A edição de 2026 da Copa do Mundo, com 48 seleções e 104 partidas organizadas entre três países, deve ser a maior da história e também a mais dependente de tecnologia. A complexidade operacional do torneio exige avanços em Inteligência Artificial, segurança cibernética, gestão de dados, identidade digital, criptografia e infraestrutura de redes para suportar milhões de interações em tempo real.

Relatório do Global Sports Technology Report aponta que mais de quatro em cada cinco organizações esportivas já adotaram Inteligência Artificial em áreas como análise de desempenho, engajamento de torcedores, operações e suporte a decisões estratégicas. A pesquisa também indica que 60% dos líderes do setor consideram plataformas digitais importantes geradoras de novas receitas, evidenciando que a transformação digital virou um fator central de competitividade na indústria esportiva.

Em campo, detalhes costumam decidir partidas. Posicionamentos mais eficientes, substituições no momento adequado e a leitura rápida do adversário podem definir resultados. Embora o talento dos atletas permaneça crucial, as decisões têm sido cada vez mais orientadas por dados, análises preditivas e ferramentas tecnológicas.
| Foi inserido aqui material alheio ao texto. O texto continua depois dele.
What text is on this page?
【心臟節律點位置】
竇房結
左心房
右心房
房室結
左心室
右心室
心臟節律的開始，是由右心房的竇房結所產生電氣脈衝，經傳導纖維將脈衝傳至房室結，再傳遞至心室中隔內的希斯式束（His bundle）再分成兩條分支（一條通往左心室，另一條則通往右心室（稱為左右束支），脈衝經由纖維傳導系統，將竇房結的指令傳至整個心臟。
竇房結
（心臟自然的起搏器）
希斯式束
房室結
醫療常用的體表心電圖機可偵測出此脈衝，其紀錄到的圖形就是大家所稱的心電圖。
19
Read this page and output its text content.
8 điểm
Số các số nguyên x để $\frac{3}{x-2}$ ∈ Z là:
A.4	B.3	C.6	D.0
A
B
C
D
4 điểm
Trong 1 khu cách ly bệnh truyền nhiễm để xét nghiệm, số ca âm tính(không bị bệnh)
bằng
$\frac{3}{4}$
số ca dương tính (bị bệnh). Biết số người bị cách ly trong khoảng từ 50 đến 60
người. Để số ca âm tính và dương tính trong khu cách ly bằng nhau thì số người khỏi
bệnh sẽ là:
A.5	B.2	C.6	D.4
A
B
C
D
Dados: o novo campo de jogo

Seleções de alto nível utilizam tecnologias capazes de rastrear milhares de variáveis em treinos e jogos — como distância percorrida, velocidade, intensidade dos movimentos, padrões táticos e desempenho individual — para embasar escolhas técnicas. Nas empresas, ocorre um processo similar: diariamente são gerados grande volumes de dados vindos de clientes, operações, vendas, marketing, logística e recursos humanos. O desafio atual não é mais a coleta, mas transformar esses dados em inteligência utilizável.
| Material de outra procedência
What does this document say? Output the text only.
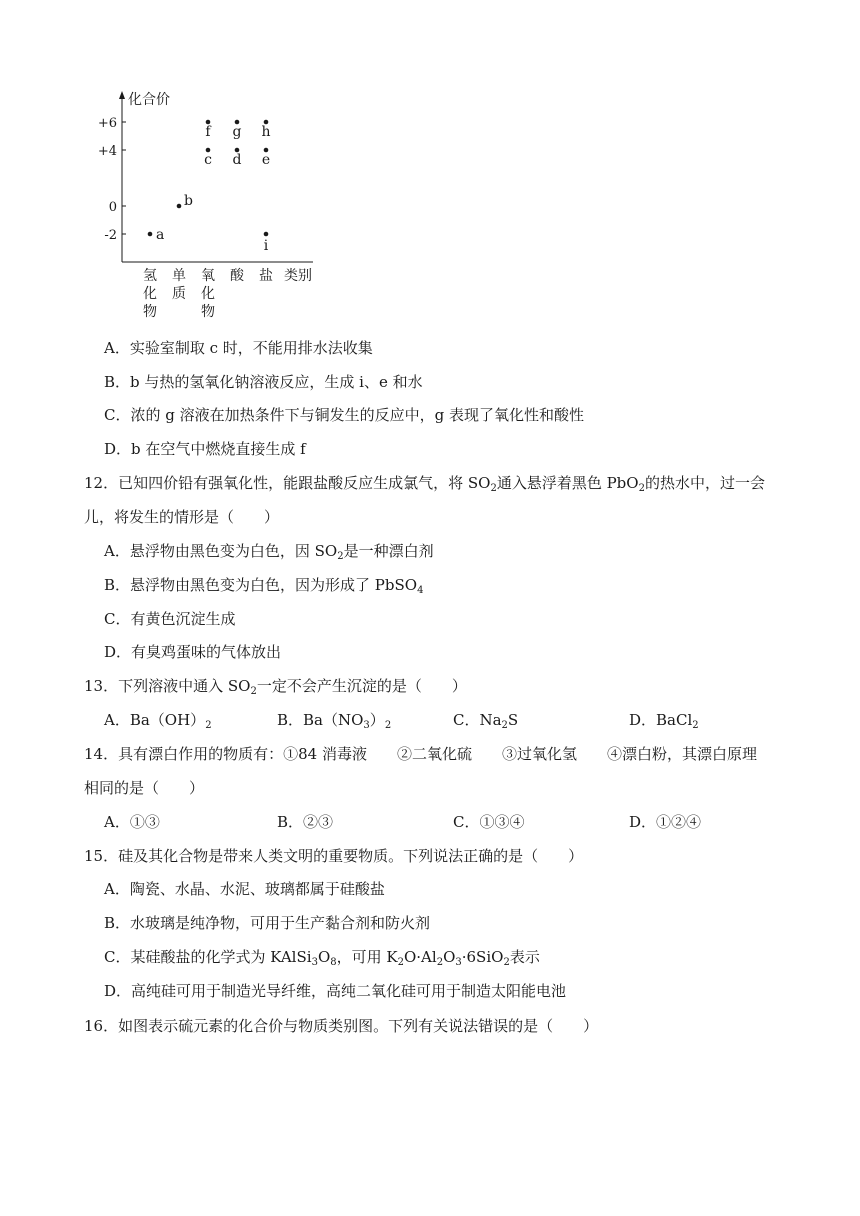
化合价
+6
+4
0
-2
氢
化
物
单
质
氧
化
物
酸 盐 类别
a
b
c
f
d
g
e
h
i
A．实验室制取 c 时，不能用排水法收集
B．b 与热的氢氧化钠溶液反应，生成 i、e 和水
C．浓的 g 溶液在加热条件下与铜发生的反应中，g 表现了氧化性和酸性
D．b 在空气中燃烧直接生成 f
12．已知四价铅有强氧化性，能跟盐酸反应生成氯气，将 $SO_2$通入悬浮着黑色 PbO$_2$的热水中，过一会
儿，将发生的情形是（　　）
A．悬浮物由黑色变为白色，因 $SO_2$是一种漂白剂
B．悬浮物由黑色变为白色，因为形成了 PbSO$_4$
C．有黄色沉淀生成
D．有臭鸡蛋味的气体放出
13．下列溶液中通入 $SO_2$一定不会产生沉淀的是（　　）
A．$Ba(OH)_2$	B．$Ba(NO_3)_2$	C．$Na_2S$	D．BaCl$_2$
14．具有漂白作用的物质有：①84 消毒液　　②二氧化硫　　③过氧化氢　　④漂白粉，其漂白原理
相同的是（　　）
A．①③	B．②③	C．①③④	D．①②④
15．硅及其化合物是带来人类文明的重要物质。下列说法正确的是（　　）
A．陶瓷、水晶、水泥、玻璃都属于硅酸盐
B．水玻璃是纯净物，可用于生产黏合剂和防火剂
C．某硅酸盐的化学式为 $KAlSi_3O_8$，可用 $K_2O\cdot Al_2O_3\cdot 6SiO_2$表示
D．高纯硅可用于制造光导纤维，高纯二氧化硅可用于制造太阳能电池
16．如图表示硫元素的化合价与物质类别图。下列有关说法错误的是（　　）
A Inteligência Artificial possibilita identificar padrões que passam despercebidos às análises tradicionais, fornecendo insights para decisões mais rápidas e precisas.

Tomada de decisão em tempo real

Treinadores em jogos decisivos têm pouco tempo para interpretar mudanças e rever estratégias. No mundo corporativo, a velocidade também virou vantagem competitiva diante de alterações no comportamento do consumidor, flutuações econômicas, entrada de concorrentes e crises inesperadas.

Com IA, empresas podem antecipar tendências de mercado, identificar riscos operacionais, prever demandas, detectar oportunidades de crescimento e ajustar estratégias em tempo real. A habilidade de reagir com rapidez passou a ser tão relevante quanto o planejamento.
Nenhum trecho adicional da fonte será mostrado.